A great example of the use of a hashtag in an integrated marketing campaign is Always’ #LikeAGirl campaign. The idea was to tap the next generation of their target consumers—preteen girls. They wanted to present their brand as supportive and empowering as they transition into young womanhood.
A wall decal installation for Always #LikeAGirl campaign in New York City.
What did they use to reinforce their message? Yep. It’s the hashtag #LikeAGirl.
Judy John, CEO of Alway’s ad agency Leo Burnett even went so far to say “The hashtag was essential in rallying people to change the meaning of ‘like a girl’ by showing the world that it can mean amazing things.” The hashtag was not merely included in their print and digital copy, their message was actually built around it. It was one of the most successful campaigns in 2014.
Engagement and the ubiquitous Call-to-Action
True integration of your print and digital marketing efforts should yield to a cyclical process. One should lead into the other and vice-versa. Thus, consistency in both of your print and digital marketing strategies will amount to nothing if it does not engage your audience. This is where call-to-action comes into play.

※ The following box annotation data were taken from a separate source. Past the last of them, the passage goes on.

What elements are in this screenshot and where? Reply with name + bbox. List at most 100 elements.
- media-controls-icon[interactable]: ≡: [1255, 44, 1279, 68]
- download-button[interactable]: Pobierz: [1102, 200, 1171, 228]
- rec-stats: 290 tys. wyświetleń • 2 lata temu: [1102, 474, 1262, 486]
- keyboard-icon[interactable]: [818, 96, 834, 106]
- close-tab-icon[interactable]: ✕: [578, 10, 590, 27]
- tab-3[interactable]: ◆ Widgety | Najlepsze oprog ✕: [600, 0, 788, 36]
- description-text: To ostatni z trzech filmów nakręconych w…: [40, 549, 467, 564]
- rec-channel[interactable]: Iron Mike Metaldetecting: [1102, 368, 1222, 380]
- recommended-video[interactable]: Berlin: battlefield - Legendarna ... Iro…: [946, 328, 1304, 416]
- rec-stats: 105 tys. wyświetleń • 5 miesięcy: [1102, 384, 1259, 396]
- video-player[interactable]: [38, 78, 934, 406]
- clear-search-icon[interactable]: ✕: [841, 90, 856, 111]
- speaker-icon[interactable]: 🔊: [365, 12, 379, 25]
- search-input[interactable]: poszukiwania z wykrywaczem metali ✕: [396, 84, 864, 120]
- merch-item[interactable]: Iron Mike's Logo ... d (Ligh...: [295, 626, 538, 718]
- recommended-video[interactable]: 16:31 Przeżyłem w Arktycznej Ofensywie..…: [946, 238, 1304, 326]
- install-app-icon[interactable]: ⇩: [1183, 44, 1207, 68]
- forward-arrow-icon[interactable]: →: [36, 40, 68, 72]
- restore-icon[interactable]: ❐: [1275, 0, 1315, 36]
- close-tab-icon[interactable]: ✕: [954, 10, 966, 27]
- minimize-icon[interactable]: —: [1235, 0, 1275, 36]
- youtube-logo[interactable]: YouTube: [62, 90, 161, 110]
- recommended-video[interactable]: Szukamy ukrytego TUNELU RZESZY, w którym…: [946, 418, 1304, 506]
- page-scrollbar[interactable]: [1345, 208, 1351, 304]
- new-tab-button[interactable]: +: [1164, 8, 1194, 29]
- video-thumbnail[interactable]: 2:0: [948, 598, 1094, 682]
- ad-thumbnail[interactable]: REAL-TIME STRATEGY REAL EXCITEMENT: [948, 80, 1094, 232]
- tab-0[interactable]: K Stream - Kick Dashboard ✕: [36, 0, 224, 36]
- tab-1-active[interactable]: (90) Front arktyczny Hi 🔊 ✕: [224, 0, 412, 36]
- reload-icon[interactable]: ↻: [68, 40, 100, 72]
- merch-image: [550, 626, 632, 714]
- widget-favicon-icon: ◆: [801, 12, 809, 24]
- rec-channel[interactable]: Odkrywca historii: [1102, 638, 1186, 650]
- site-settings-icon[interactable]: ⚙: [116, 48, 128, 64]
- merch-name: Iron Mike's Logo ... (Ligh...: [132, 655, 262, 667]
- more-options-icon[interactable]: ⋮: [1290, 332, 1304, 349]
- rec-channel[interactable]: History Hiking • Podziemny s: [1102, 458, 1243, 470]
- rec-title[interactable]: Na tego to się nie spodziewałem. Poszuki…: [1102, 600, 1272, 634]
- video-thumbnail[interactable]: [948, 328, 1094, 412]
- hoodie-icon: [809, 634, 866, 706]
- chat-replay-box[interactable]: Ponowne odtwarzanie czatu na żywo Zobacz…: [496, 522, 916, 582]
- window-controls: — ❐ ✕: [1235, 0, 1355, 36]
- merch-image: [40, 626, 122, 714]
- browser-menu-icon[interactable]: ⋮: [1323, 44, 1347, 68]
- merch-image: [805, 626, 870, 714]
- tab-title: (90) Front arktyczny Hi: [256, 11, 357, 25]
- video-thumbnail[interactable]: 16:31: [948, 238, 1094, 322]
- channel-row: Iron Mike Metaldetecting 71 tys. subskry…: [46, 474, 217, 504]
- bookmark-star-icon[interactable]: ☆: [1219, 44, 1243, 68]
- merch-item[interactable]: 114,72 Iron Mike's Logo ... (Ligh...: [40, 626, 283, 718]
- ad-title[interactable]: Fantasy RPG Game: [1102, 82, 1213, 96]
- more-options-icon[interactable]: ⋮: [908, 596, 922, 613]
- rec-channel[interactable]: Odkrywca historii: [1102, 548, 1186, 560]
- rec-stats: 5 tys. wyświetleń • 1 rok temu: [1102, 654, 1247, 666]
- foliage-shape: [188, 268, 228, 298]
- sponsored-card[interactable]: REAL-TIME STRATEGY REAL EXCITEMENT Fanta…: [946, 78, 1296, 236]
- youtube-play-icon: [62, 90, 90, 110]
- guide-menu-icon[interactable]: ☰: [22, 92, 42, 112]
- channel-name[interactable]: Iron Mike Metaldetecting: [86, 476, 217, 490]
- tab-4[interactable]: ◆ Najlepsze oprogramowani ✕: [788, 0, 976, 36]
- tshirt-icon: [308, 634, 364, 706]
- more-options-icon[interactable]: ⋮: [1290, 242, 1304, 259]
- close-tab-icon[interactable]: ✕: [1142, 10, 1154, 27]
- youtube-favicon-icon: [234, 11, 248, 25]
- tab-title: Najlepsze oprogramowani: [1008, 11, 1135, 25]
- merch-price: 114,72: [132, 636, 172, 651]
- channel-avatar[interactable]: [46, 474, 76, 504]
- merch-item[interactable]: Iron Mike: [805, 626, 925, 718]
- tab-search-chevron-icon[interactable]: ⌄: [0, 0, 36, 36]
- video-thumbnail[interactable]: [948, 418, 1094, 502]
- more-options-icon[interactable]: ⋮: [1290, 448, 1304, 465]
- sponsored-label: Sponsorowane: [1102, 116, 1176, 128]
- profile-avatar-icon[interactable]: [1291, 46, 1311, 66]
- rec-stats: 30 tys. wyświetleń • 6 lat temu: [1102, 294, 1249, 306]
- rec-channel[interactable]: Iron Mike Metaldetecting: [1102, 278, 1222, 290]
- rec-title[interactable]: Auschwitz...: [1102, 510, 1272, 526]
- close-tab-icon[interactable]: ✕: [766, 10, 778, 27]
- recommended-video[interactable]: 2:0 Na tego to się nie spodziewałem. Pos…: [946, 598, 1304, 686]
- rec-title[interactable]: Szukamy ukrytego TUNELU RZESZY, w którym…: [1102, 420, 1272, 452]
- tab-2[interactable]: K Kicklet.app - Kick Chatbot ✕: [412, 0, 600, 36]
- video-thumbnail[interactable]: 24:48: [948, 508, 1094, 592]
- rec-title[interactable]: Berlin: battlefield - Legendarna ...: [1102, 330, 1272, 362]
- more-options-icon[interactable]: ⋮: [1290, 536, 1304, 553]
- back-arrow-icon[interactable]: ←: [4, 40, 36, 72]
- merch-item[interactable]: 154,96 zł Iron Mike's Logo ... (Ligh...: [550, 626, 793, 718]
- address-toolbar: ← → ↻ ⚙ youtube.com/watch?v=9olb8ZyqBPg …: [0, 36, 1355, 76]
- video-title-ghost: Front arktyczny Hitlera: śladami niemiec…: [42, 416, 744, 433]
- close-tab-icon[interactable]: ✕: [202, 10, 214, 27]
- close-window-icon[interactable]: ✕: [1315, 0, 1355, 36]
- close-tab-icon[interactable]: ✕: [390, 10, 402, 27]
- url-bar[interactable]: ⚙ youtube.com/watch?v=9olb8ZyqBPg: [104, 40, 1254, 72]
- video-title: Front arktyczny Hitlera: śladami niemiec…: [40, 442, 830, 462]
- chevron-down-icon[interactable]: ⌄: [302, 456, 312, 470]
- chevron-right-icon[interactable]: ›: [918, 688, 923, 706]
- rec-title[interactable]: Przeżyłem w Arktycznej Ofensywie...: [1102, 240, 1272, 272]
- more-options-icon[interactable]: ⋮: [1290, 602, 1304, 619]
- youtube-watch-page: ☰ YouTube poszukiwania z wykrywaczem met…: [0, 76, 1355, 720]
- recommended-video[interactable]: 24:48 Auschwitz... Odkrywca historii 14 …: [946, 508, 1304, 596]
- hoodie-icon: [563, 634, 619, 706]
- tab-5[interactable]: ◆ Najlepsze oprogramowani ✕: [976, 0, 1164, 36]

Your online content should help promote your offline events.
You’ve told them about your story and your message. What do you want your readers to do now? A compelling call-to-action should do the job. However, leading them to your website does not accomplish much. You want them to want to learn more and eventually become a customer. You can do this by offering more for their benefit, like a landing page made specifically for your offline campaign where they could find exclusive deals or your blog that contains articles that are relevant to their interests. There’s your offline marketing leading to online content.
As a reverse, you can use online to promote your offline events. Are you participating in a trade show? Is a new product hitting the shelf? Or maybe you are expanding to a new location and have sent lucky locals some direct mail deals? Social media and blog posts can build anticipation to your offline strategies. Thus, your choice of call-to-action can prove crucial to getting clicks and spreading the word, further ensuring your offline marketing efforts.